Figure 1. Alzheimer's disease pathogenic proteins contribute to brain cell senescence. (a) Overview of the interaction between senescent brain cells with amyloid plaques and pathogenic tau. (b–e) Detailed view of each respective cell type and senescence-associated features reported in the literature: (b) neuron, (c) microglia, (d) oligodendrocyte/oligodendrocyte precursor cell, (e) astrocyte, and (f) blood-brain barrier (BBB) featuring endothelial cells, pericytes, and astrocytes, demonstrating compromised BBB integrity in AD.

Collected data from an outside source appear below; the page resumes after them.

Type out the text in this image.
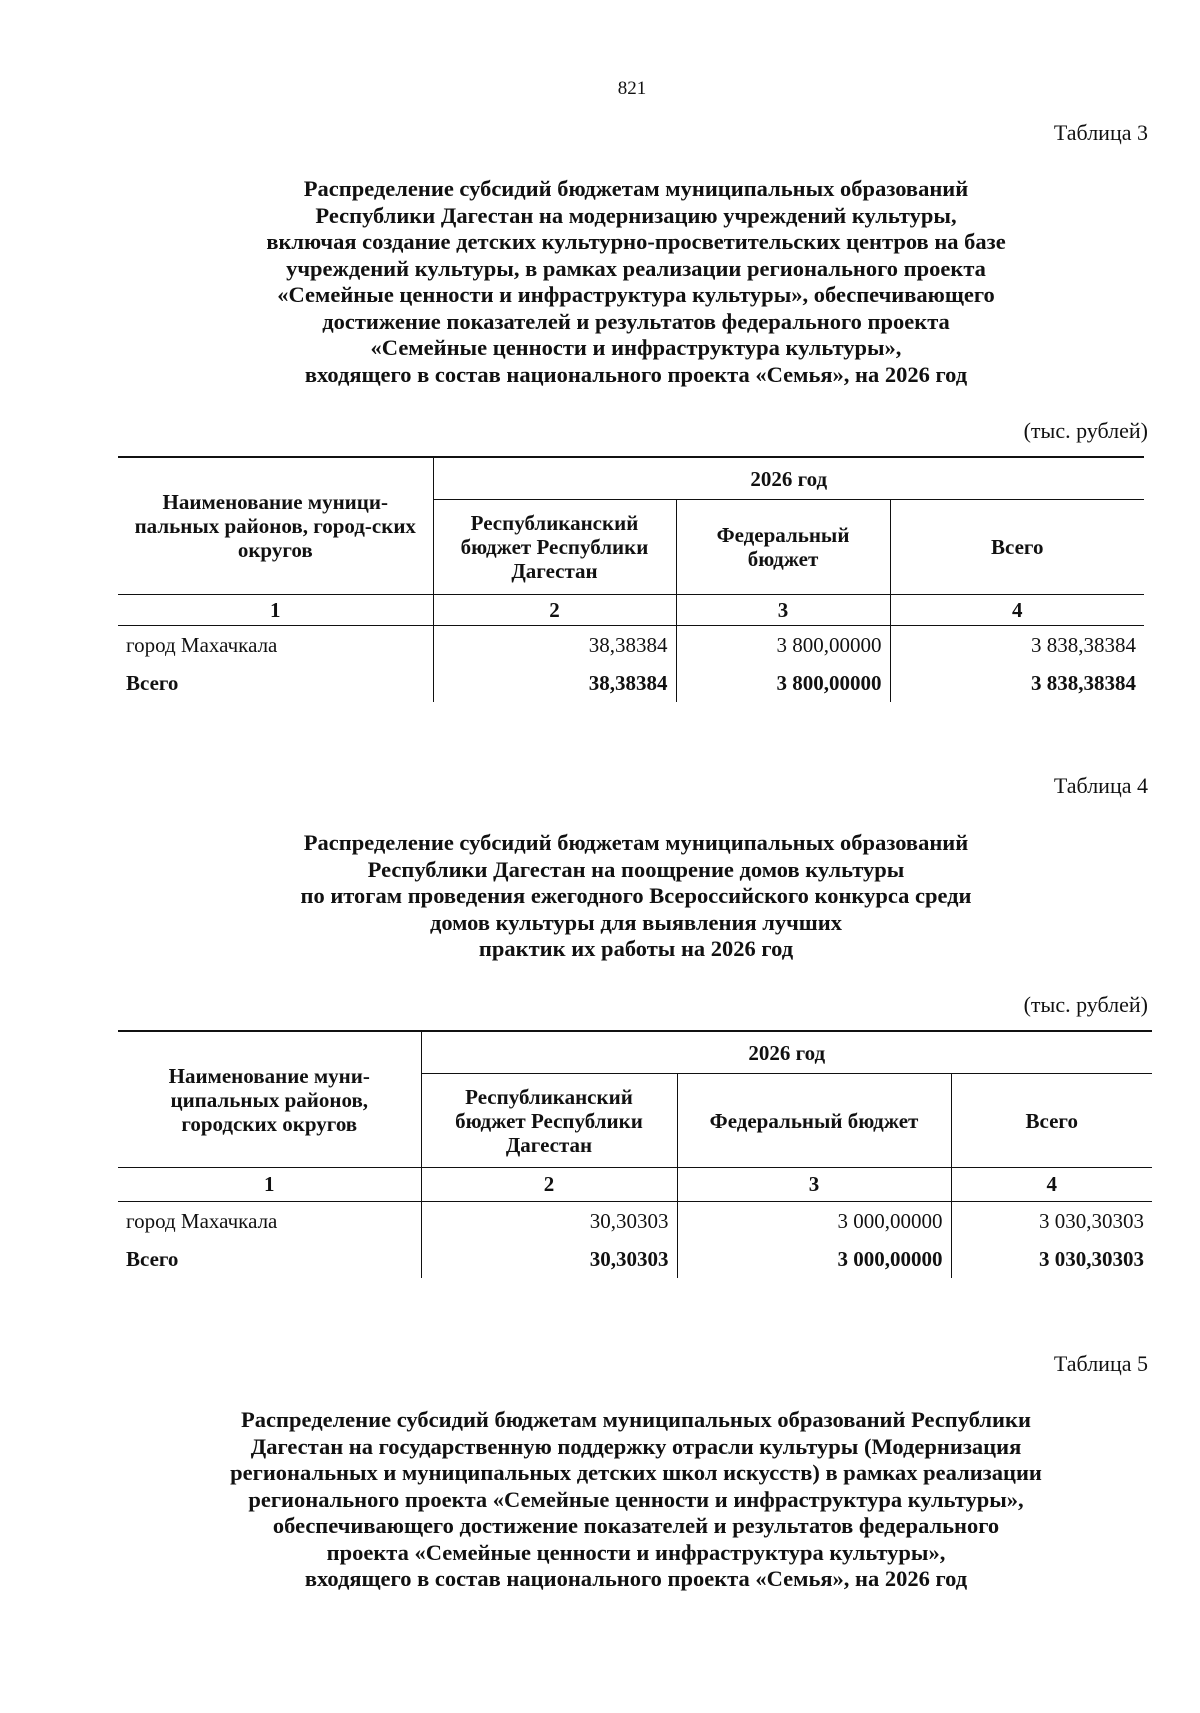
821
Таблица 3
Распределение субсидий бюджетам муниципальных образований
Республики Дагестан на модернизацию учреждений культуры,
включая создание детских культурно-просветительских центров на базе
учреждений культуры, в рамках реализации регионального проекта
«Семейные ценности и инфраструктура культуры», обеспечивающего
достижение показателей и результатов федерального проекта
«Семейные ценности и инфраструктура культуры»,
входящего в состав национального проекта «Семья», на 2026 год
(тыс. рублей)

Наименование муници-пальных районов, город-ских округов	2026 год		
	Республиканский бюджет Республики Дагестан	Федеральный бюджет	Всего
1	2	3	4
город Махачкала	38,38384	3 800,00000	3 838,38384
Всего	38,38384	3 800,00000	3 838,38384
Таблица 4
Распределение субсидий бюджетам муниципальных образований
Республики Дагестан на поощрение домов культуры
по итогам проведения ежегодного Всероссийского конкурса среди
домов культуры для выявления лучших
практик их работы на 2026 год
(тыс. рублей)

Наименование муни-ципальных районов, городских округов	2026 год		
	Республиканский бюджет Республики Дагестан	Федеральный бюджет	Всего
1	2	3	4
город Махачкала	30,30303	3 000,00000	3 030,30303
Всего	30,30303	3 000,00000	3 030,30303
Таблица 5
Распределение субсидий бюджетам муниципальных образований Республики
Дагестан на государственную поддержку отрасли культуры (Модернизация
региональных и муниципальных детских школ искусств) в рамках реализации
регионального проекта «Семейные ценности и инфраструктура культуры»,
обеспечивающего достижение показателей и результатов федерального
проекта «Семейные ценности и инфраструктура культуры»,
входящего в состав национального проекта «Семья», на 2026 год
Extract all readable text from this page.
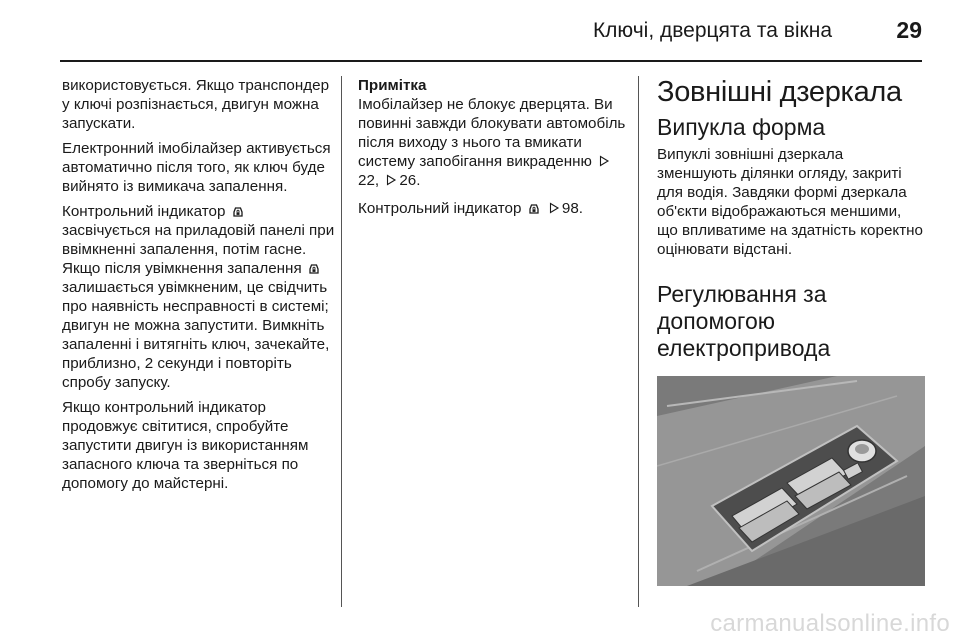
Ключі, дверцята та вікна	29

використовується. Якщо транспондер у ключі розпізнається, двигун можна запускати.

Електронний імобілайзер активується автоматично після того, як ключ буде вийнято із вимикача запалення.

Контрольний індикатор  засвічується на приладовій панелі при ввімкненні запалення, потім гасне. Якщо після увімкнення запалення  залишається увімкненим, це свідчить про наявність несправності в системі; двигун не можна запустити. Вимкніть запаленні і витягніть ключ, зачекайте, приблизно, 2 секунди і повторіть спробу запуску.

Якщо контрольний індикатор продовжує світитися, спробуйте запустити двигун із використанням запасного ключа та зверніться по допомогу до майстерні.

Примітка
Імобілайзер не блокує дверцята. Ви повинні завжди блокувати автомобіль після виходу з нього та вмикати систему запобігання викраденню 22, 26.

Контрольний індикатор	98.

Зовнішні дзеркала
Випукла форма

Випуклі зовнішні дзеркала зменшують ділянки огляду, закриті для водія. Завдяки формі дзеркала об'єкти відображаються меншими, що впливатиме на здатність коректно оцінювати відстані.

Регулювання за допомогою електропривода
carmanualsonline.info
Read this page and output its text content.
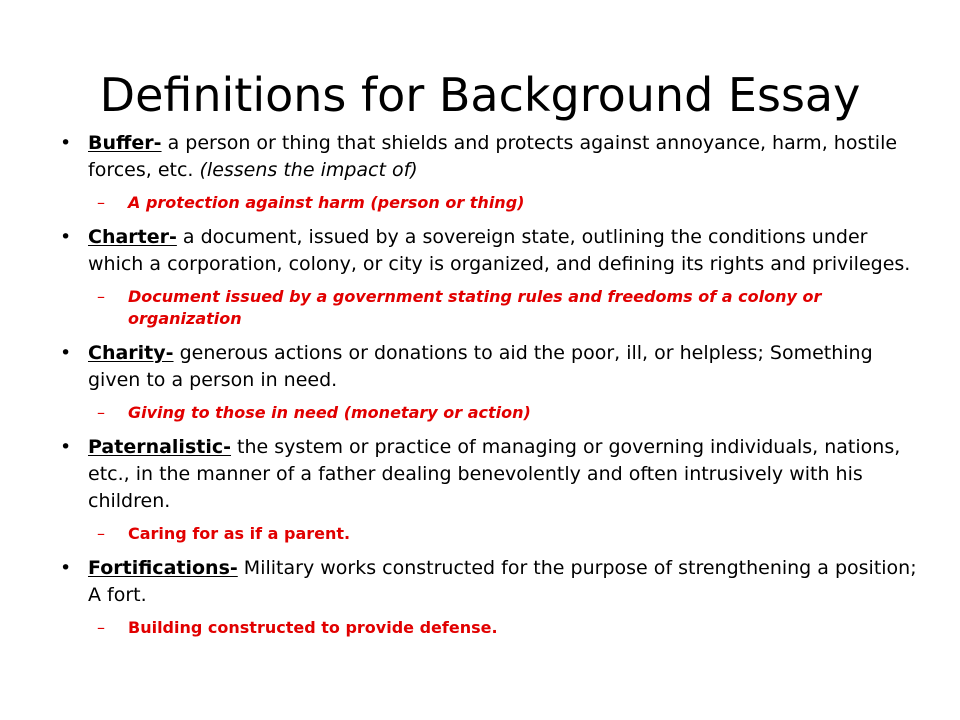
Definitions for Background Essay
• Buffer- a person or thing that shields and protects against annoyance, harm, hostile forces, etc. (lessens the impact of)
– A protection against harm (person or thing)
• Charter- a document, issued by a sovereign state, outlining the conditions under which a corporation, colony, or city is organized, and defining its rights and privileges.
– Document issued by a government stating rules and freedoms of a colony or organization
• Charity- generous actions or donations to aid the poor, ill, or helpless; Something given to a person in need.
– Giving to those in need (monetary or action)
• Paternalistic- the system or practice of managing or governing individuals, nations, etc., in the manner of a father dealing benevolently and often intrusively with his children.
– Caring for as if a parent.
• Fortifications- Military works constructed for the purpose of strengthening a position; A fort.
– Building constructed to provide defense.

Overview of Senescent Cells
(1) Definition and Characteristics of Senescent Cells
Senescence refers to the irreversible growth arrest of cells after undergoing a certain number of divisions or being exposed to various stress factors (such as oxidative stress, DNA damage, telomere shortening, etc.). Senescent cells exhibit unique phenotypic characteristics, including increased cell volume, flattening, and elevated β-galactosidase (β-gal) activity, which is a commonly used biological marker for identifying senescent cells. Additionally, senescent cells exhibit upregulation of cyclin-dependent kinase inhibitors (such as p16INK4a and p21Cip1), which inhibit cell cycle progression, causing cells to arrest in the G1 phase or G2/M phase and thereby preventing further division.

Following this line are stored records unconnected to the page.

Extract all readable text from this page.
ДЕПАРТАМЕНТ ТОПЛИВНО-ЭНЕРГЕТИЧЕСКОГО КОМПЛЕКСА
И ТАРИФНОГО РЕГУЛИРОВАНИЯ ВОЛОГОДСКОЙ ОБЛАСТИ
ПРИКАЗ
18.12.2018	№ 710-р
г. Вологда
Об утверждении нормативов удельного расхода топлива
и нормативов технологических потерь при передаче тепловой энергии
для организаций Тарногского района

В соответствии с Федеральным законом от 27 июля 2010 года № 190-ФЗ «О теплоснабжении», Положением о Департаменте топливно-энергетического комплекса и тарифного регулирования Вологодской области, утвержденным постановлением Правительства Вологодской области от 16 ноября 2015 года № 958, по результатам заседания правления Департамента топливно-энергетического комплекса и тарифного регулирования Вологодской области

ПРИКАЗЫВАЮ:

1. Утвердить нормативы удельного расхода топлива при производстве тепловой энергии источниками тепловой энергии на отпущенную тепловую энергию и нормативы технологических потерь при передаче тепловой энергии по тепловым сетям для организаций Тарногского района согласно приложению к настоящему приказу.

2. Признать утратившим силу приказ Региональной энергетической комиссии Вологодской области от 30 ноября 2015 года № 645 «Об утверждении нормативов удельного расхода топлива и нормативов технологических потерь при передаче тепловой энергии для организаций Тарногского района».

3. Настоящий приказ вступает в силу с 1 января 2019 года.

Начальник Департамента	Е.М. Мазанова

Mechanisms of Senescent Cell Formation
1. Oxidative Stress and DNA Damage: Oxidative stress is a key inducer of cellular senescence. Under normal physiological conditions, the production and clearance of reactive oxygen species (ROS) within cells are in dynamic equilibrium. However, with aging or under certain pathological conditions, increased ROS production leads to DNA damage. When DNA damage accumulates to a certain extent and cannot be effectively repaired, a series of signaling pathways are activated, such as the p53-p21 and p16-Rb signaling pathways, prompting cells to enter a senescent state. In brain tissue from Alzheimer's disease patients, oxidative stress levels are significantly elevated, leading to increased DNA damage in neurons and glial cells, which in turn induces cellular senescence.
2. Telomere shortening: Telomeres are repetitive DNA sequences at the ends of chromosomes that gradually shorten with cell division. When telomeres shorten to a certain length, they trigger senescence signals. In neural stem cells, telomere shortening is closely associated with the onset of senescence, which may impair the self-renewal and differentiation capacity of neural stem cells, thereby affecting the normal development and function of the nervous system.

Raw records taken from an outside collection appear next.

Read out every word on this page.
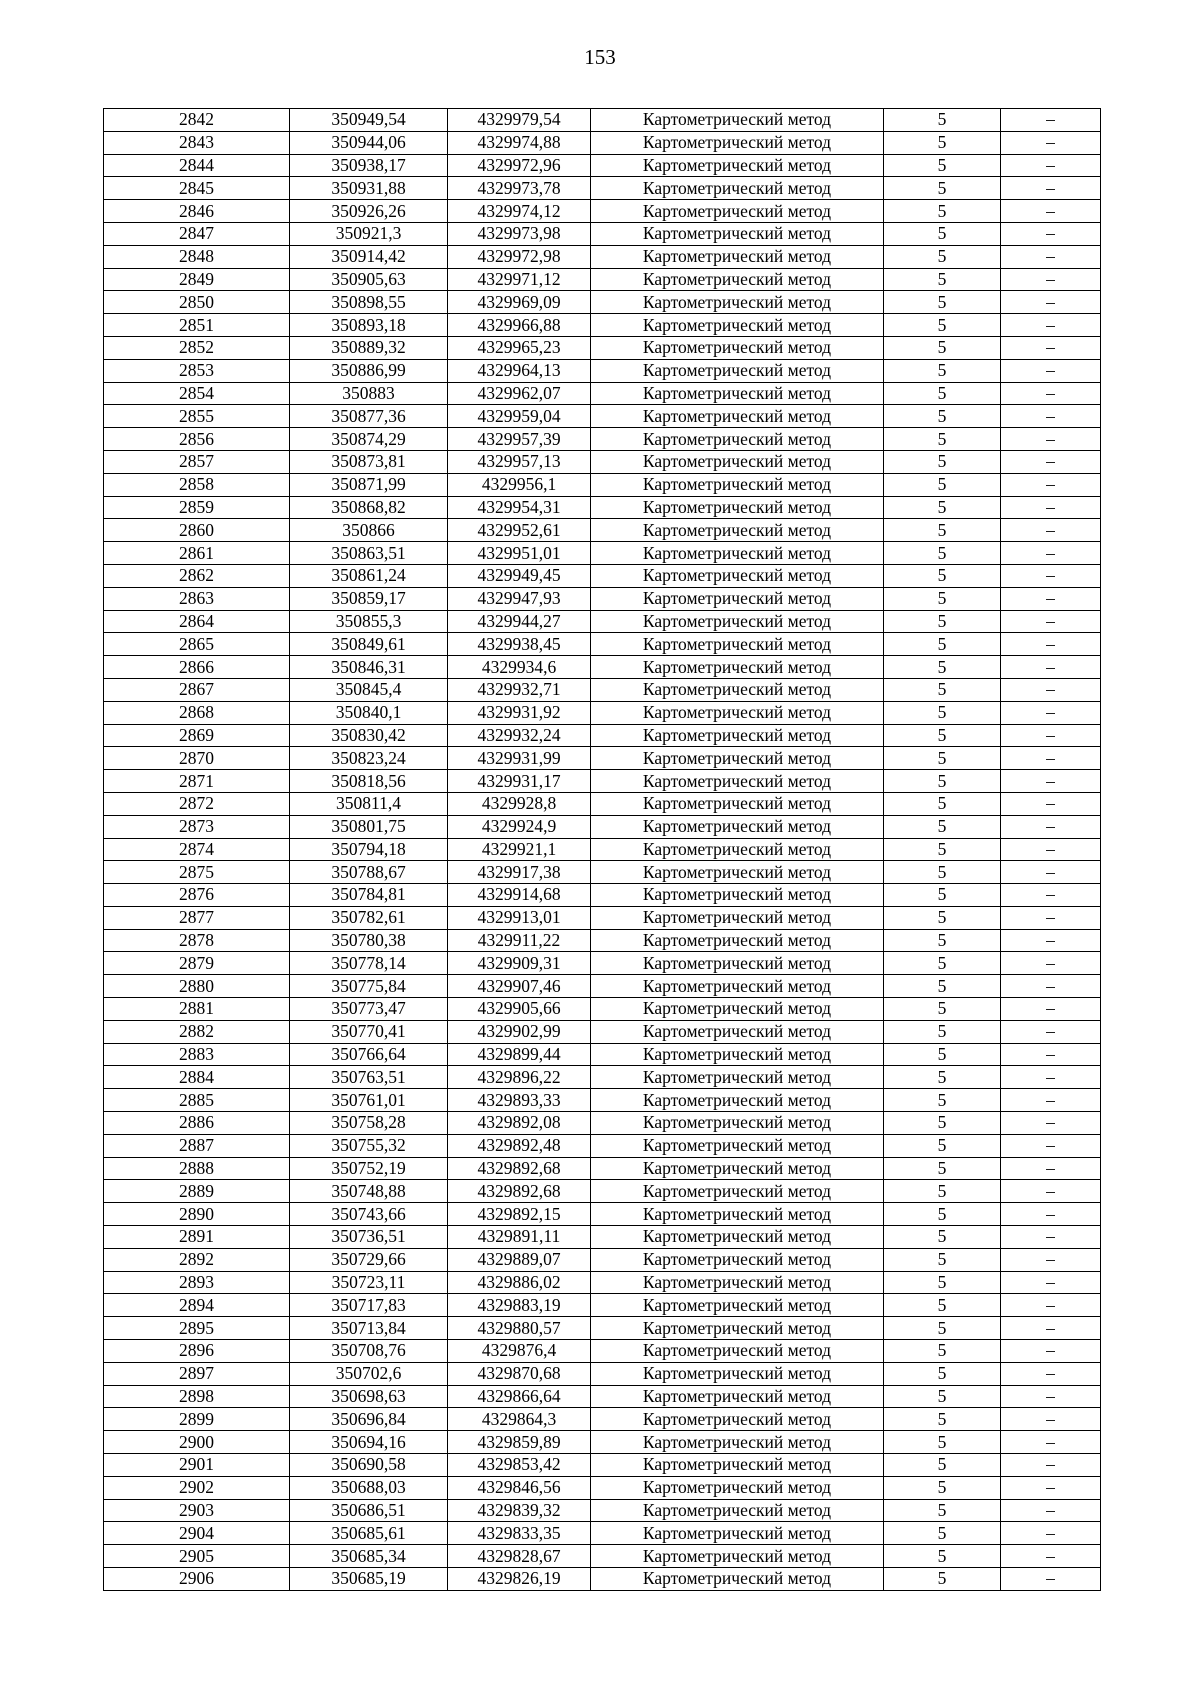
153
2842	350949,54	4329979,54	Картометрический метод	5	–
2843	350944,06	4329974,88	Картометрический метод	5	–
2844	350938,17	4329972,96	Картометрический метод	5	–
2845	350931,88	4329973,78	Картометрический метод	5	–
2846	350926,26	4329974,12	Картометрический метод	5	–
2847	350921,3	4329973,98	Картометрический метод	5	–
2848	350914,42	4329972,98	Картометрический метод	5	–
2849	350905,63	4329971,12	Картометрический метод	5	–
2850	350898,55	4329969,09	Картометрический метод	5	–
2851	350893,18	4329966,88	Картометрический метод	5	–
2852	350889,32	4329965,23	Картометрический метод	5	–
2853	350886,99	4329964,13	Картометрический метод	5	–
2854	350883	4329962,07	Картометрический метод	5	–
2855	350877,36	4329959,04	Картометрический метод	5	–
2856	350874,29	4329957,39	Картометрический метод	5	–
2857	350873,81	4329957,13	Картометрический метод	5	–
2858	350871,99	4329956,1	Картометрический метод	5	–
2859	350868,82	4329954,31	Картометрический метод	5	–
2860	350866	4329952,61	Картометрический метод	5	–
2861	350863,51	4329951,01	Картометрический метод	5	–
2862	350861,24	4329949,45	Картометрический метод	5	–
2863	350859,17	4329947,93	Картометрический метод	5	–
2864	350855,3	4329944,27	Картометрический метод	5	–
2865	350849,61	4329938,45	Картометрический метод	5	–
2866	350846,31	4329934,6	Картометрический метод	5	–
2867	350845,4	4329932,71	Картометрический метод	5	–
2868	350840,1	4329931,92	Картометрический метод	5	–
2869	350830,42	4329932,24	Картометрический метод	5	–
2870	350823,24	4329931,99	Картометрический метод	5	–
2871	350818,56	4329931,17	Картометрический метод	5	–
2872	350811,4	4329928,8	Картометрический метод	5	–
2873	350801,75	4329924,9	Картометрический метод	5	–
2874	350794,18	4329921,1	Картометрический метод	5	–
2875	350788,67	4329917,38	Картометрический метод	5	–
2876	350784,81	4329914,68	Картометрический метод	5	–
2877	350782,61	4329913,01	Картометрический метод	5	–
2878	350780,38	4329911,22	Картометрический метод	5	–
2879	350778,14	4329909,31	Картометрический метод	5	–
2880	350775,84	4329907,46	Картометрический метод	5	–
2881	350773,47	4329905,66	Картометрический метод	5	–
2882	350770,41	4329902,99	Картометрический метод	5	–
2883	350766,64	4329899,44	Картометрический метод	5	–
2884	350763,51	4329896,22	Картометрический метод	5	–
2885	350761,01	4329893,33	Картометрический метод	5	–
2886	350758,28	4329892,08	Картометрический метод	5	–
2887	350755,32	4329892,48	Картометрический метод	5	–
2888	350752,19	4329892,68	Картометрический метод	5	–
2889	350748,88	4329892,68	Картометрический метод	5	–
2890	350743,66	4329892,15	Картометрический метод	5	–
2891	350736,51	4329891,11	Картометрический метод	5	–
2892	350729,66	4329889,07	Картометрический метод	5	–
2893	350723,11	4329886,02	Картометрический метод	5	–
2894	350717,83	4329883,19	Картометрический метод	5	–
2895	350713,84	4329880,57	Картометрический метод	5	–
2896	350708,76	4329876,4	Картометрический метод	5	–
2897	350702,6	4329870,68	Картометрический метод	5	–
2898	350698,63	4329866,64	Картометрический метод	5	–
2899	350696,84	4329864,3	Картометрический метод	5	–
2900	350694,16	4329859,89	Картометрический метод	5	–
2901	350690,58	4329853,42	Картометрический метод	5	–
2902	350688,03	4329846,56	Картометрический метод	5	–
2903	350686,51	4329839,32	Картометрический метод	5	–
2904	350685,61	4329833,35	Картометрический метод	5	–
2905	350685,34	4329828,67	Картометрический метод	5	–
2906	350685,19	4329826,19	Картометрический метод	5	–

The Mechanism of Action of Senescent Cells in Alzheimer's Disease
(1) Induction of Neuroinflammation
1. The Role of the Senescence-Associated Secretory Phenotype (SASP): Senescent cells exhibit a unique secretory phenotype known as the senescence-associated secretory phenotype (SASP). SASP comprises various cytokines, chemokines, growth factors, and proteases, such as interleukin-6 (IL-6), interleukin-8 (IL-8), and tumor necrosis factor-α (TNF-α). In the brain tissue of Alzheimer's disease patients, senescent glial cells and neurons secrete large amounts of SASP factors, which can activate surrounding immune cells and trigger chronic inflammatory responses. IL-6 and TNF-α promote the activation of microglia, causing them to transition from a quiescent state to a pro-inflammatory state, releasing more inflammatory mediators and further exacerbating neuroinflammation. This chronic inflammatory environment damages neurons, impairs synaptic function, and leads to cognitive dysfunction.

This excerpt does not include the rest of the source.